I acknowledged that I lacked the typical lightness of those kinds of writings... due to the spirit of the times, no doubt…
So, as I pick up my pen in this year, 2024, I can’t help but think of Orwell, the visionary who passed away on January 21, 1950, 74 years ago, and whose words resonate with troubling relevance: "Those who see evil and do not act are complicit." This visionary fought tirelessly against the very extremisms that are rearing their heads today, reminding us that history only repeats itself. While some stride into 2024 with a confident step (or dance), others, more cautious, have perfectly understood that the path is heavily mined. Navigating these mines is as perilous as staying at home.
“Political speech is designed to give lies the accent of truth, to make murder respectable, and to create the appearance of solidarity in a mere breeze.” (Orwell) Yes, the scythe strikes. Blindly. Wherever one may be. When it doesn’t kill physically, it assassinates from within. A part of you is now definitely dead. The other has no choice but to submit.
“The crime of thinking does not lead to death.” Really? Was Orwell joking? When must one think a thousand times before speaking, writing, or surviving?
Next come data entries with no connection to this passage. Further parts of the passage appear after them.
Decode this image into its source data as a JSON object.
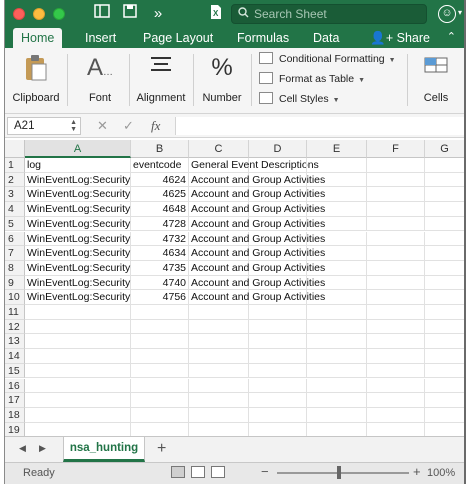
{
  "window": {
    "search_placeholder": "Search Sheet"
  },
  "tabs": [
    "Home",
    "Insert",
    "Page Layout",
    "Formulas",
    "Data"
  ],
  "share_label": "Share",
  "ribbon": {
    "clipboard": "Clipboard",
    "font": "Font",
    "alignment": "Alignment",
    "number": "Number",
    "conditional_formatting": "Conditional Formatting",
    "format_as_table": "Format as Table",
    "cell_styles": "Cell Styles",
    "cells": "Cells"
  },
  "formula_bar": {
    "name_box": "A21",
    "fx": "fx",
    "cancel": "✕",
    "confirm": "✓"
  },
  "columns": [
    "A",
    "B",
    "C",
    "D",
    "E",
    "F",
    "G"
  ],
  "row_numbers": [
    "1",
    "2",
    "3",
    "4",
    "5",
    "6",
    "7",
    "8",
    "9",
    "10",
    "11",
    "12",
    "13",
    "14",
    "15",
    "16",
    "17",
    "18",
    "19",
    "20"
  ],
  "rows": [
    [
      "log",
      "eventcode",
      "General Event Descriptions"
    ],
    [
      "WinEventLog:Security",
      "4624",
      "Account and Group Activities"
    ],
    [
      "WinEventLog:Security",
      "4625",
      "Account and Group Activities"
    ],
    [
      "WinEventLog:Security",
      "4648",
      "Account and Group Activities"
    ],
    [
      "WinEventLog:Security",
      "4728",
      "Account and Group Activities"
    ],
    [
      "WinEventLog:Security",
      "4732",
      "Account and Group Activities"
    ],
    [
      "WinEventLog:Security",
      "4634",
      "Account and Group Activities"
    ],
    [
      "WinEventLog:Security",
      "4735",
      "Account and Group Activities"
    ],
    [
      "WinEventLog:Security",
      "4740",
      "Account and Group Activities"
    ],
    [
      "WinEventLog:Security",
      "4756",
      "Account and Group Activities"
    ]
  ],
  "sheet_tab": "nsa_hunting",
  "status": {
    "text": "Ready",
    "zoom": "100%"
  },
  "colors": {
    "accent": "#227447"
  }
}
Yes, times are hard for dreamers; those incorrigible idealists who have not yet understood that corruption reigns supreme. That the word, if not wielded like a sword, will be beheaded, ripped from its context, bleached, wrung out, and replaced, washed of its meaning and essence.
In this context, Orwell’s Animal Farm is no longer a fable, but a mirror held up to our society. “All animals are equal, but some animals are more equal than others.” These words echo our reality, where equality is a vague concept, manipulated by those at the top of the political and social pyramid.
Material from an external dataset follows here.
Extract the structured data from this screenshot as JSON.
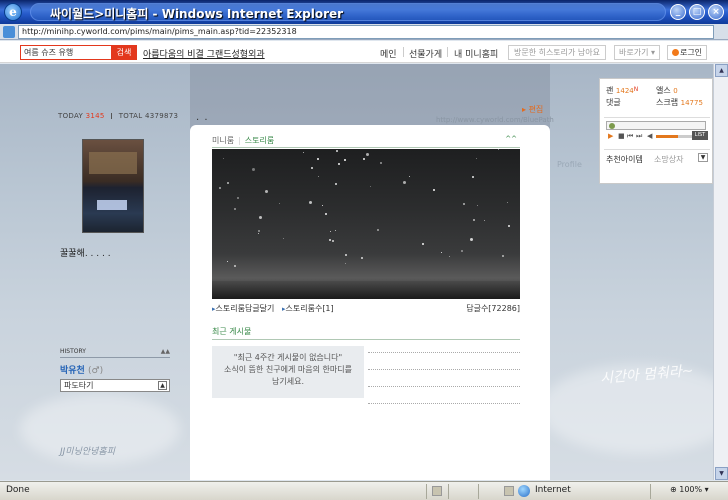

It is astonishing to realize that no, we are not in 2024, but in 1984. A world where surveillance is omnipresent, where freedom is a carefully maintained illusion, and where history is a narrative in perpetual rewriting.
Orwell’s prophetic vision in his novel 1984 intrudes into our daily lives, reminding us of the fragility of our individual freedoms and the ease with which they can be usurped. Orwell’s concept of “Newspeak,” a language designed to limit freedom of expression and thought, finds a worrying echo in modern communication strategies. As Orwell so eloquently put it, “War is peace. Freedom is slavery. Ignorance is strength.” This perverse inversion of truth has become a tool to manipulate the masses, to keep them in a state of submission and voluntary ignorance.
In these troubled times, it is our duty, as writers, thinkers, and citizens, to stay awake, to question and challenge what is presented to us as unshakable. For, as Orwell taught us, it is in our ability to think, to critique, and to dream that lies our greatest strength.